5. Associate with outside partners and grow your circle of influence. Connecting with partners can help you develop initiatives faster, and more affordably, than trying to do everything on your own. You will be able to draw on the expertise and capabilities of others outside of your company’s core competencies. But, remember that it’s all about shared value, with the exchange ebbing and flowing, satisfying the needs of each partner.
6. Align your impact investments with your overarching business goals. When reviewing your budget and revenue goals consider triple bottom line, a broader view of profit focused business. It takes into consideration the other two “P” words, people and planet, allowing you to enrich your community and also create a more vibrant environment in which your business can thrive and grow. However, it’s only possible when you have set up metrics to measure and report impact.
7. Tell the world about your efforts. Take advantage of the noteworthy work your company is doing and tell your story over and over so that your efforts become part of the brand. Don’t forget that it’s important that your entire workforce, especially those who are customer-facing, promote the same message. Use company newsletters and brochures, your website, and online social media such as Twitter, Facebook, LinkedIn and YouTube, among the many avenues available. Internally, celebrate the contributions that your employees are making by sharing and giving them credit. It inspires the rest of your employee base and the customers who believe in you.
8. Make it part of your products or services. Find ways to make your product or service itself more socially responsible. Whether it's sourcing recycled materials for use in the final product, using servers that run on renewable energy or ensuring that your supply chain adheres to corporate governance, consumers will perceive your sustainably-built brand as more authentically responsible than one that only pays lip service to the concept of sustainability.

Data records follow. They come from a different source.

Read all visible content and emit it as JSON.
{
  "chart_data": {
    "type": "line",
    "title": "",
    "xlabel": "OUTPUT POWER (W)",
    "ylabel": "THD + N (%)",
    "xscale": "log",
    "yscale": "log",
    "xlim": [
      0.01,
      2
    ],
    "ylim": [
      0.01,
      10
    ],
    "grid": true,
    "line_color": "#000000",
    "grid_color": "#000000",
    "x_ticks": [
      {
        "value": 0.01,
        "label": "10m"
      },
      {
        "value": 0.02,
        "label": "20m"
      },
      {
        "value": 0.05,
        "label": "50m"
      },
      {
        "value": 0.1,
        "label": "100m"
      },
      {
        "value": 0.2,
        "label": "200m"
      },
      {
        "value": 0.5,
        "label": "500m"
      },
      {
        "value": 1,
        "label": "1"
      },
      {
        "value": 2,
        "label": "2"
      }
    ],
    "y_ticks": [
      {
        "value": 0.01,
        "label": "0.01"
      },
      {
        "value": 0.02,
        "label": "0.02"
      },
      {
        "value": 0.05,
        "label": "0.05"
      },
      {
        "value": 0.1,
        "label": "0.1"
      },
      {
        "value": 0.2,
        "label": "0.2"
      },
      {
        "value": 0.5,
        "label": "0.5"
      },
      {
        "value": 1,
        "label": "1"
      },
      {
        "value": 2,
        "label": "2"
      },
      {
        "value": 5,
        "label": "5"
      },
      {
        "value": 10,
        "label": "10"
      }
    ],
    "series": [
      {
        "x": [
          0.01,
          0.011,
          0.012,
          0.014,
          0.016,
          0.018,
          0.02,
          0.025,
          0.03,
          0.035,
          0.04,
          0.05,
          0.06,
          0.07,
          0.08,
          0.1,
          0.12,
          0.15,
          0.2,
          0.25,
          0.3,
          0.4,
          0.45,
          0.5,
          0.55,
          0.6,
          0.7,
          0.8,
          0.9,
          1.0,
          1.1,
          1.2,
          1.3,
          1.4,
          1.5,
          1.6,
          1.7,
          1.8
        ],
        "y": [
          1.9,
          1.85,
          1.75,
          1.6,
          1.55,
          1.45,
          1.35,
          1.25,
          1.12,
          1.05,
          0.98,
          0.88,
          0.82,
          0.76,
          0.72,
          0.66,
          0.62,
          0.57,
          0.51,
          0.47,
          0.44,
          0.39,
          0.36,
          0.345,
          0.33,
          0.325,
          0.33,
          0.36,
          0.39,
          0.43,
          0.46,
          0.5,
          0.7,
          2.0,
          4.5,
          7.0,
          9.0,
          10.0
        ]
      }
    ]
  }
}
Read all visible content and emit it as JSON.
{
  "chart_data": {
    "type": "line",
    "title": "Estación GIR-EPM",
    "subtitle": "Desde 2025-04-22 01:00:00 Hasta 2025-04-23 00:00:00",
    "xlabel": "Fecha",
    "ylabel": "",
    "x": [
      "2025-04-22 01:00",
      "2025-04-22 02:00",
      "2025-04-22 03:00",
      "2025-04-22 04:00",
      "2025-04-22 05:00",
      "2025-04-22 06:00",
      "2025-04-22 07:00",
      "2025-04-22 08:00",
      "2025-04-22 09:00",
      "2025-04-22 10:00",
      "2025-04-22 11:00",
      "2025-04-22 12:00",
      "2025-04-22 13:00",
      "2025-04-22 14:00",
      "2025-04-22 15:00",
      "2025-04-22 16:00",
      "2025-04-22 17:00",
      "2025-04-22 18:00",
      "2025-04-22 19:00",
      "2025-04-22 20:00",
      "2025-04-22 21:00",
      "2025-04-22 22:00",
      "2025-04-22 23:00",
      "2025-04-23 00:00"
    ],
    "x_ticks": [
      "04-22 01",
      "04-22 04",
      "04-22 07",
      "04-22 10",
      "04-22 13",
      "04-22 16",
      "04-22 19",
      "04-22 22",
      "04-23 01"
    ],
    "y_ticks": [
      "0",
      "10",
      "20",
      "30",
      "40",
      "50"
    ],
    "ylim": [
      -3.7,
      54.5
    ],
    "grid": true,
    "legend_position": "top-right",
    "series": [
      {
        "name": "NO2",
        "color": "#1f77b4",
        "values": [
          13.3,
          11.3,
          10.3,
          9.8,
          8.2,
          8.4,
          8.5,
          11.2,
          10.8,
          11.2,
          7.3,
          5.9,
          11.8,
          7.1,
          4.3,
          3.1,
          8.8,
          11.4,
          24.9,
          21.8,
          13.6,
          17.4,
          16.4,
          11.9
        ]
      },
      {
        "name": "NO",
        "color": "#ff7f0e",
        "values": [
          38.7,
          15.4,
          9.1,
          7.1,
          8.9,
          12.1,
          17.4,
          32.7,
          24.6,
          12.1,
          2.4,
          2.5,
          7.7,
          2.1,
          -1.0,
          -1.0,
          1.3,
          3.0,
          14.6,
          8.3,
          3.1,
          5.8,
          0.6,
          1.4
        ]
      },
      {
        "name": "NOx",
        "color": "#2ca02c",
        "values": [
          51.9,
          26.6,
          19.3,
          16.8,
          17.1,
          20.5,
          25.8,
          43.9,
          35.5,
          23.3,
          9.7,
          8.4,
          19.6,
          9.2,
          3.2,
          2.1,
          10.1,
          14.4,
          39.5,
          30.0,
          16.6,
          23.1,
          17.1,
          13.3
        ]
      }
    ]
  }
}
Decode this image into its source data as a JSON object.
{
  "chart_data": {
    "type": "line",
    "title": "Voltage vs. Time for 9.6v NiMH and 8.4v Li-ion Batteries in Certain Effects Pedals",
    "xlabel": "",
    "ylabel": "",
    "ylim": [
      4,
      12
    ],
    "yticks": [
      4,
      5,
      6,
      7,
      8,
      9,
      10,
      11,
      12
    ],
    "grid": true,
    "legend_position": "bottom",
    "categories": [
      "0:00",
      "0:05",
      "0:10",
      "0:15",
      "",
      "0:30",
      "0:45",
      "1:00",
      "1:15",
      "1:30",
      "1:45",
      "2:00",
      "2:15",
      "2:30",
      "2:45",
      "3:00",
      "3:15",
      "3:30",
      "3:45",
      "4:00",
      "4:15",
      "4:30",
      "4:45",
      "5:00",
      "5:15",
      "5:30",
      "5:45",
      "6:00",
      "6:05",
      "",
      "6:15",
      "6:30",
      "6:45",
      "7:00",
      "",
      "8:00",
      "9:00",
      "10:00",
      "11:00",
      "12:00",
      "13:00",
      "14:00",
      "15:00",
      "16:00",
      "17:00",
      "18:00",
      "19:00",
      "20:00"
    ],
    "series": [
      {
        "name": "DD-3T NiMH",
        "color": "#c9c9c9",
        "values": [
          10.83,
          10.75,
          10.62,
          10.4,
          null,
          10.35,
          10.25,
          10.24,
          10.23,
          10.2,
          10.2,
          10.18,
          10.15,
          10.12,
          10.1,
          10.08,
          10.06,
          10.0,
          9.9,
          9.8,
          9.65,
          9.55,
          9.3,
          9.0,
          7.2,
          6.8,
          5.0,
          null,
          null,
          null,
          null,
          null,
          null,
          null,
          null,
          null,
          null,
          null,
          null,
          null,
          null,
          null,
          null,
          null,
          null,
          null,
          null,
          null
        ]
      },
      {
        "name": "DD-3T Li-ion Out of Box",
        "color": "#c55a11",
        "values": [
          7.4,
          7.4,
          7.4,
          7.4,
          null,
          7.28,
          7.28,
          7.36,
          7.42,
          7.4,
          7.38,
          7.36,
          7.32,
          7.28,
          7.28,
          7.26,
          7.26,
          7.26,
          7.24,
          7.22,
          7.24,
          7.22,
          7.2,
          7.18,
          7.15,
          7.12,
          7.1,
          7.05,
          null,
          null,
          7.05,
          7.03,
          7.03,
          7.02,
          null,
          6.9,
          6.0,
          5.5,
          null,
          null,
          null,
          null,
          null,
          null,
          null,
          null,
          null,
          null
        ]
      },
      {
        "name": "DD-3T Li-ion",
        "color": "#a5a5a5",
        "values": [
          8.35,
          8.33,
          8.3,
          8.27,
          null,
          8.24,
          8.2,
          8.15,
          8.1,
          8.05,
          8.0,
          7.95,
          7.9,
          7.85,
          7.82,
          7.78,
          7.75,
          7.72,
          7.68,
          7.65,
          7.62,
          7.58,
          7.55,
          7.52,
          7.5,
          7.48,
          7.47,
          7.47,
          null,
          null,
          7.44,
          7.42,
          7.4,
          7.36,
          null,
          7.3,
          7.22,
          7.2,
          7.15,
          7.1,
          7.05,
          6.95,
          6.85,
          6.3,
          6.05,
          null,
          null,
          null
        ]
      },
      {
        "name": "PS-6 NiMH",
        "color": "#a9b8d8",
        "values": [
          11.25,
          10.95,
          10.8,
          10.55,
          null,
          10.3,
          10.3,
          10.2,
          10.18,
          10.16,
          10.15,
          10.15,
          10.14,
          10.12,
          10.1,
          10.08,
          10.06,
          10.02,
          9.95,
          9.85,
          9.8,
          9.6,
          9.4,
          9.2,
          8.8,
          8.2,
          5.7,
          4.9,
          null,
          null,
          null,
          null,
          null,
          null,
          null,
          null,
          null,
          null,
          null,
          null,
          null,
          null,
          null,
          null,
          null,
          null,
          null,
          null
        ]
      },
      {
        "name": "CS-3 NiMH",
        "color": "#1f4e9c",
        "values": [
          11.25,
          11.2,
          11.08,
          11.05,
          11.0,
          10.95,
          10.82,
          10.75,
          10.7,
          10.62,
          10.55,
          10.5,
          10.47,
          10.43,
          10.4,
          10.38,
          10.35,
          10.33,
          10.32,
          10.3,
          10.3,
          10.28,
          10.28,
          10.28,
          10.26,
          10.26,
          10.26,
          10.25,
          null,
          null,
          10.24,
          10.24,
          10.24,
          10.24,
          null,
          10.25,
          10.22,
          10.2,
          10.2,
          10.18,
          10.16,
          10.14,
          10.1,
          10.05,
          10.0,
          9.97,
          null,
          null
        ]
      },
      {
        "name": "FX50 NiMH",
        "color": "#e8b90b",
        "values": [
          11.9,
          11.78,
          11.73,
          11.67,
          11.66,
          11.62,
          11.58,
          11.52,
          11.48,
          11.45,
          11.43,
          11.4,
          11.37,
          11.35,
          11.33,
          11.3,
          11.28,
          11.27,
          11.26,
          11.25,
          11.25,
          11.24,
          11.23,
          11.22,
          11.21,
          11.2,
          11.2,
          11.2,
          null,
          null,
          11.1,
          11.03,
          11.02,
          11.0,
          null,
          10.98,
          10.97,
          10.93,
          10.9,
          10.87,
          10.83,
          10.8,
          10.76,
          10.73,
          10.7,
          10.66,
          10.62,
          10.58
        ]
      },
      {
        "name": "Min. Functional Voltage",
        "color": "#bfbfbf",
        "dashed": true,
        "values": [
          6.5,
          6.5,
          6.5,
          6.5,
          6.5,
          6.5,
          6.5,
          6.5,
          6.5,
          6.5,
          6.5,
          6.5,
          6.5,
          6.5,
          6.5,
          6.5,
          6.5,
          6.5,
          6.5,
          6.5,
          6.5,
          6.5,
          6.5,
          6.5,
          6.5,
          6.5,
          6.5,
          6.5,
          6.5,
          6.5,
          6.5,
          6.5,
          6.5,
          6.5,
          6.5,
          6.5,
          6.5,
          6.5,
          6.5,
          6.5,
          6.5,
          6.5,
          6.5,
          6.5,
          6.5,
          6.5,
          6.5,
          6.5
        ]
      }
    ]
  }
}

9. Measure the Impact. Did you make a difference and how do you know? Because your social responsibility strategy is part of a broader business strategy, it’s important to track whether your initiatives are having the desired impact. Once you have identified the goals you would like to achieve, be clear on how you will measure your results. Set benchmarks and simultaneously establish key performance indicators for the business side as well.
Ultimately, the most important thing is to be consistent. Once the business and social responsibility strategies are aligned, regularly assess and recalibrate your social responsibility strategy. You will want to ensure it remains current and focused on the most relevant sustainability areas while it supports your business goals. Like every good marriage, it’s important that the partners grow together, both individually and as a team.